Zur Bearbeitung des Stücktextes

Nicht nur der Respekt vor dem künstlerischen Rang der Vorlage verbot es, nennenswerte Eingriffe in die sprachliche Gestaltung vorzunehmen. Eine wie auch immer geartete Modernisierung würde ja gerade den Initialreiz des Stückes verderben und was dann als Plot bliebe, wäre lediglich als christliches Erbauungsstück im Rahmen einer religiösen Veranstaltung verwendbar. Einige behutsame Eingriffe in die Sprach- und Versgestaltung wurden nur bei Kürzungen vorgenommen, soweit eine Glättung der Übergänge notwendig war.

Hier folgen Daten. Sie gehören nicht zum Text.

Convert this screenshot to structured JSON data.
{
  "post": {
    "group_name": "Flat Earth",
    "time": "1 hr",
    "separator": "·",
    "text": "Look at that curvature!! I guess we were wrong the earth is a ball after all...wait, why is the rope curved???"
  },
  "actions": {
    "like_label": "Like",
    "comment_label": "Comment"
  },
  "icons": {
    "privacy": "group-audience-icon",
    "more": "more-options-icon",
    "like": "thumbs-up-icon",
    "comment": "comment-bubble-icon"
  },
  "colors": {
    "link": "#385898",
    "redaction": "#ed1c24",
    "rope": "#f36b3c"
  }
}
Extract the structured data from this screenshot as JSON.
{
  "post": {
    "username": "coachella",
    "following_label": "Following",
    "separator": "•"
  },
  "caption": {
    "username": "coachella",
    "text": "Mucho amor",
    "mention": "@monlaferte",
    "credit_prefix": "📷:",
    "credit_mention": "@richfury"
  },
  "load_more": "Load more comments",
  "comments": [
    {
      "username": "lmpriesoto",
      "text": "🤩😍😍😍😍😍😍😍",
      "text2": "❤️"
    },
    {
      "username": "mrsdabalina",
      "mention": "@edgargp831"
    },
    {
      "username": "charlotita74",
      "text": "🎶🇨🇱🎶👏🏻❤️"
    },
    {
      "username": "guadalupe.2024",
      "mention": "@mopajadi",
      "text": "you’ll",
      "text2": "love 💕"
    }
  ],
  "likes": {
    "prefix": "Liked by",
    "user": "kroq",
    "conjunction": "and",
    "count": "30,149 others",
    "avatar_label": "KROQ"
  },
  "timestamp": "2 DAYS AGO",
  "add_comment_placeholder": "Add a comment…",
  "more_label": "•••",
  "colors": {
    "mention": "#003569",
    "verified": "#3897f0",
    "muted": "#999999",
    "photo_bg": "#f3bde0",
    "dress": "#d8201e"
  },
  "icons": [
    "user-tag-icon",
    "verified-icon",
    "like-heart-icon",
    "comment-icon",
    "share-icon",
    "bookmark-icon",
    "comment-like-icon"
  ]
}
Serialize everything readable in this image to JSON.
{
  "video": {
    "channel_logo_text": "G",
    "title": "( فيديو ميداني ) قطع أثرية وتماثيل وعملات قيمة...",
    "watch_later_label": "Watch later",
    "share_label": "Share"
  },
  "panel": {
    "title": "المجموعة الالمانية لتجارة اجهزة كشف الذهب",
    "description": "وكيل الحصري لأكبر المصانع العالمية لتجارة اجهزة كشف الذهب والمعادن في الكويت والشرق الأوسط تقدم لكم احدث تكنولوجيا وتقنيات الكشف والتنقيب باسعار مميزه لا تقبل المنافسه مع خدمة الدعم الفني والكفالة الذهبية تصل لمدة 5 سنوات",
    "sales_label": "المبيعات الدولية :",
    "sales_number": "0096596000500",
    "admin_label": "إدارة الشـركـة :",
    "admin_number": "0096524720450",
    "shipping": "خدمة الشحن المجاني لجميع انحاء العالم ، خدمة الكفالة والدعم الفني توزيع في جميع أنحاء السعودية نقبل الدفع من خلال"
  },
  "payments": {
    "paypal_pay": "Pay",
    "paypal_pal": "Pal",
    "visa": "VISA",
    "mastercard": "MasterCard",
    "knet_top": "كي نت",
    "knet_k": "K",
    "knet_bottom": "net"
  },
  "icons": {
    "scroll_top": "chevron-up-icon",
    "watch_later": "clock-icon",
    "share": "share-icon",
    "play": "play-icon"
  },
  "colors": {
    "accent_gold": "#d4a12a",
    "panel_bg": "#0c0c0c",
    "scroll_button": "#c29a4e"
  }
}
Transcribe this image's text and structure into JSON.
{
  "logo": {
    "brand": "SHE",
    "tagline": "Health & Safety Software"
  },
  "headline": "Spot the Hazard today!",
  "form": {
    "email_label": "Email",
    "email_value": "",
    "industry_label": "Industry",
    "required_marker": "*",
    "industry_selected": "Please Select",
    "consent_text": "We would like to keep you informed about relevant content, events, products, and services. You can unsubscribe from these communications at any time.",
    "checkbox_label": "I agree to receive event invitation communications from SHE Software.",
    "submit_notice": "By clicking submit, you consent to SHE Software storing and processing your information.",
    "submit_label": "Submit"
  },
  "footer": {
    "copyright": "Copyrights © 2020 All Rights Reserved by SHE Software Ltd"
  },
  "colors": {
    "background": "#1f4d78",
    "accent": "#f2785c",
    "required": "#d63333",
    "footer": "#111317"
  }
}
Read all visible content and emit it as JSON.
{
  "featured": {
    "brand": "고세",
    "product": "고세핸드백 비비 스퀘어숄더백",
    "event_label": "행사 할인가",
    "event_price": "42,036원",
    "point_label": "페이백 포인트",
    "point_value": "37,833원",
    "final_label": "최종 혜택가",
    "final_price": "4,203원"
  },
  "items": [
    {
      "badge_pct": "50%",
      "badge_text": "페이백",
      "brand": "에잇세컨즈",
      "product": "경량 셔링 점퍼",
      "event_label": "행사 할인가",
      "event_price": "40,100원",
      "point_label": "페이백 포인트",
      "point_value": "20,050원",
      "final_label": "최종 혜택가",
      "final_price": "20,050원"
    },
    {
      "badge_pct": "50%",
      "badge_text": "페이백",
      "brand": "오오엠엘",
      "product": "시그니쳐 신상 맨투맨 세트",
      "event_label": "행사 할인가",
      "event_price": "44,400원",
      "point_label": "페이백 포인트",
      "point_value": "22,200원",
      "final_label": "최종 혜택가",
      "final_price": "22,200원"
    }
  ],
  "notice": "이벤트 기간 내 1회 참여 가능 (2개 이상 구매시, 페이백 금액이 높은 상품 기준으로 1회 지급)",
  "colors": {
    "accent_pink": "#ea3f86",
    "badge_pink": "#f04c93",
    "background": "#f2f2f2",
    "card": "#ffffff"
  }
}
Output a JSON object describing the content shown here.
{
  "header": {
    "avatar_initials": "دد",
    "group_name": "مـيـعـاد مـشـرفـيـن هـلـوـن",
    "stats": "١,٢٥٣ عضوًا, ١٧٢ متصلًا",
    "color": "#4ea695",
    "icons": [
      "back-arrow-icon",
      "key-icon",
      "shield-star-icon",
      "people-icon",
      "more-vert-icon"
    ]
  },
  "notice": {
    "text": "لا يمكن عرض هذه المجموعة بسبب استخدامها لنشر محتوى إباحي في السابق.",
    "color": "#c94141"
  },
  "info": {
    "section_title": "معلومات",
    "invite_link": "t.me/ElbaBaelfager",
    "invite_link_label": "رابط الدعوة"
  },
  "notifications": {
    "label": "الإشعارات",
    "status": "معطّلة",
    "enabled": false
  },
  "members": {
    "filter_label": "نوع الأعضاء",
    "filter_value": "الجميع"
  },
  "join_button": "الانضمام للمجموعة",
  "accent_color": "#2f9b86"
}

Die eigentliche Bearbeitung erstreckte sich im Wesentlichen nicht auf Änderungen, sondern auf Weglassungen, d. h. Kürzungen. Die Notwendigkeit, diese vorzunehmen, ergaben sich weniger aus äußerlichen als vielmehr aus inneren "Längen" des Stücks, wie sie sowohl von mir als auch von den Mitgliedern der Truppe empfunden wurden, und zwar in den Passagen, die oben als "aufdringlich frömmelnd" apostrophiert wurden. Für die kritische Beurteilung dieser Stellen war nun gar nicht einmal so sehr die religiöse Einstellung der Beteiligten von  Bedeutung, als vielmehr die Befürchtung, mit der Vorführung religiöser Rituale sich in den Bereich des Peinlichen oder unfreiwillig Komischen zu begeben. Da diese Problematik ausschließlich im dritten Teil des Stückes auftritt, musste dieser die meisten "Federn" lassen, während die Kürzungen im ersten und zweiten Teil recht mäßig ausfallen konnten und dort mehr aus Gründen der dramatischen Straffung erfolgten. Insgesamt darf die vorliegende Fassung weitgehend als Originaltext angesehen werden, da weder Sprache noch Versbau noch dramatische Struktur einschneidend verändert wurden. Dass die Straffung, insbesondere im dritten Teil, der Bühnenwirksamkeit und "Verdaulichkeit" des Stückes sogar genützt haben mag, sei dahingestellt! Sicher ist, dass die Begegnung mit dieser Version des Textes sowohl den beteiligten Schülern als auch den Zuschauern einen Text und eine Kunstform nahegebracht hat, auf welche sie sich in der Originalversion vielleicht gar nicht erst eingelassen hätten.